What to Do When You’re 5 Years From Retirement
With a few years left until your desired retirement date, now is the time to get realistic. Have you saved enough to be able to leave the workforce entirely? Will you want to work part-time, or have to in order to meet your expenses? Most people at age 65 are not going to retire completely. Instead, they’ll opt for entering the workforce “part two”, where they may go back to school or work part-time. Many workers equate retirement with tapping Social Security benefits. It’s your money, you’ve earned it, so why not take it as early as possible? What people don’t realize is that for every year they delay taking Social Security after full retirement age, they get a guaranteed 8% rate of return on their money. Here is what to do when you’re 5 years from retirement.
- Make a list of retirement “needs” and “wants.” If you don’t have enough savings for all your “needs,” make a five-year plan to increase your funds.
- Fine-tune your retirement income plans. Review your projected expenses, add up your reliable sources of income and figure out how your investment portfolio will cover the gap.
- Run tax projections periodically to make sure you’re taking advantage of opportunities the IRS provides, such as education credits if you go back to school.
- Double check your reported Social Security earnings and resolve any discrepancies now. Explore your Social Security claiming options and make sure you understand the timing of applying for benefits.
- Ask your HR department about the relationship between your current health insurance and Medicare, as well as what your options are when you reach age 65. Get information about any pension or defined contribution options and any other retiree benefits.

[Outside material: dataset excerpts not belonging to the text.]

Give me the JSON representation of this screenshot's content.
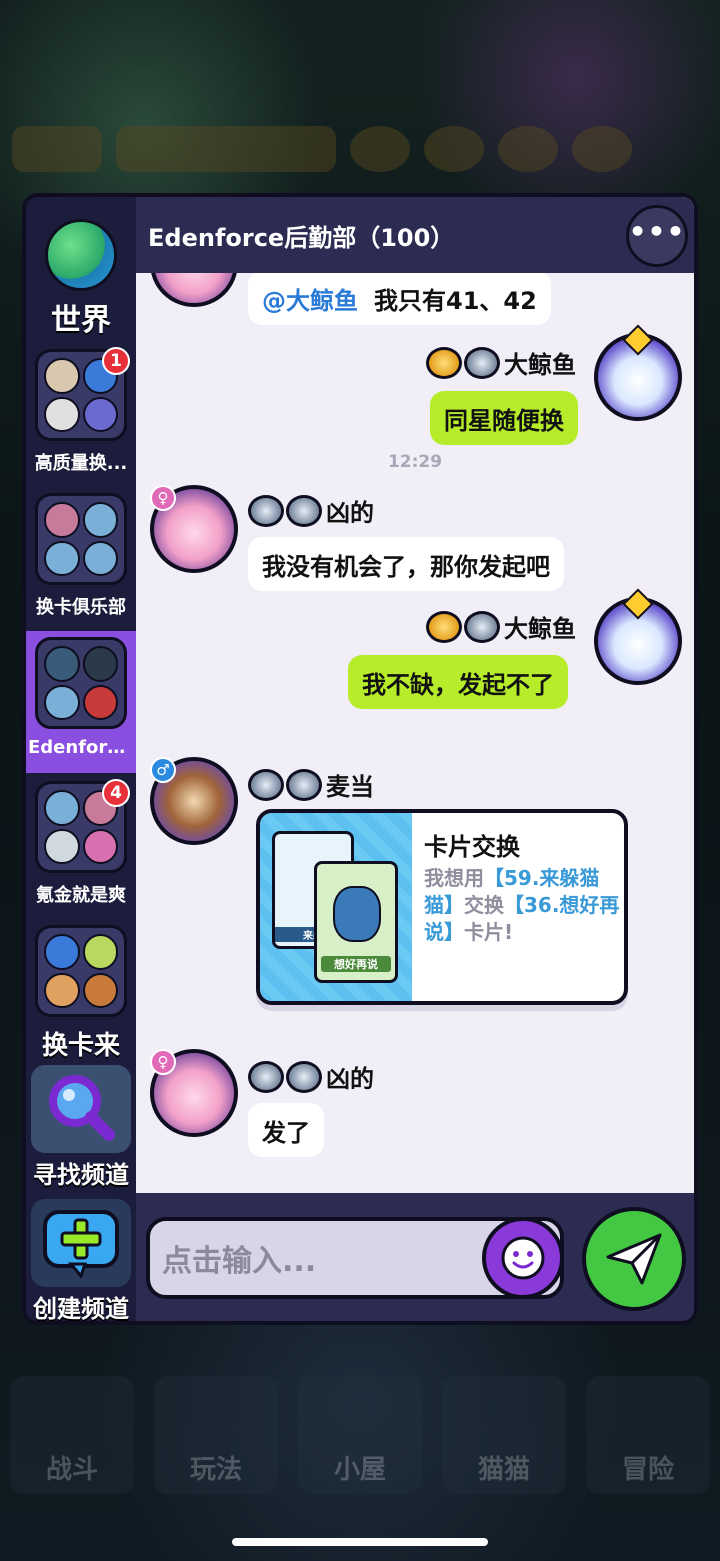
{
  "colors": {
    "panel_bg": "#1c1d3c",
    "chat_bg": "#f2eef8",
    "active_channel": "#8a4fe0",
    "my_bubble": "#b6ec2a",
    "badge_red": "#e8303a",
    "mention_blue": "#2a7ad8",
    "send_green": "#44c844"
  },
  "background": {
    "bottom_nav": [
      "战斗",
      "玩法",
      "小屋",
      "猫猫",
      "冒险"
    ]
  },
  "sidebar": {
    "world_label": "世界",
    "channels": [
      {
        "label": "高质量换...",
        "badge": "1"
      },
      {
        "label": "换卡俱乐部",
        "badge": ""
      },
      {
        "label": "Edenforc...",
        "badge": "",
        "active": true
      },
      {
        "label": "氪金就是爽",
        "badge": "4"
      },
      {
        "label": "换卡来",
        "badge": ""
      }
    ],
    "find_channel_label": "寻找频道",
    "create_channel_label": "创建频道"
  },
  "chat": {
    "title": "Edenforce后勤部（100）",
    "more_icon": "more-icon",
    "messages": [
      {
        "sender": "",
        "mention": "@大鲸鱼",
        "text": "我只有41、42"
      },
      {
        "sender": "大鲸鱼",
        "text": "同星随便换"
      },
      {
        "timestamp": "12:29"
      },
      {
        "sender": "凶的",
        "gender": "♀",
        "text": "我没有机会了，那你发起吧"
      },
      {
        "sender": "大鲸鱼",
        "text": "我不缺，发起不了"
      },
      {
        "sender": "麦当",
        "gender": "♂"
      },
      {
        "sender": "凶的",
        "gender": "♀",
        "text": "发了"
      }
    ],
    "card": {
      "title": "卡片交换",
      "prefix": "我想用",
      "offer": "【59.来躲猫猫】",
      "middle": "交换",
      "want": "【36.想好再说】",
      "suffix": "卡片!",
      "front_card_label": "想好再说",
      "back_card_label": "来躲"
    }
  },
  "input": {
    "placeholder": "点击输入..."
  }
}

- Continually monitor and analyze your asset allocation to make sure it’s the right one for you. Understand whether you should move to a more conservative allocation or continue investing for growth.
- Research when stock-based compensation might expire and what stock awards you can keep after retirement. Plan for your retirement date accordingly.
- Make sure that all of your estate documents are up-to-date. Verify that your named executors and proxies know your wishes and are willing to act on them if needed.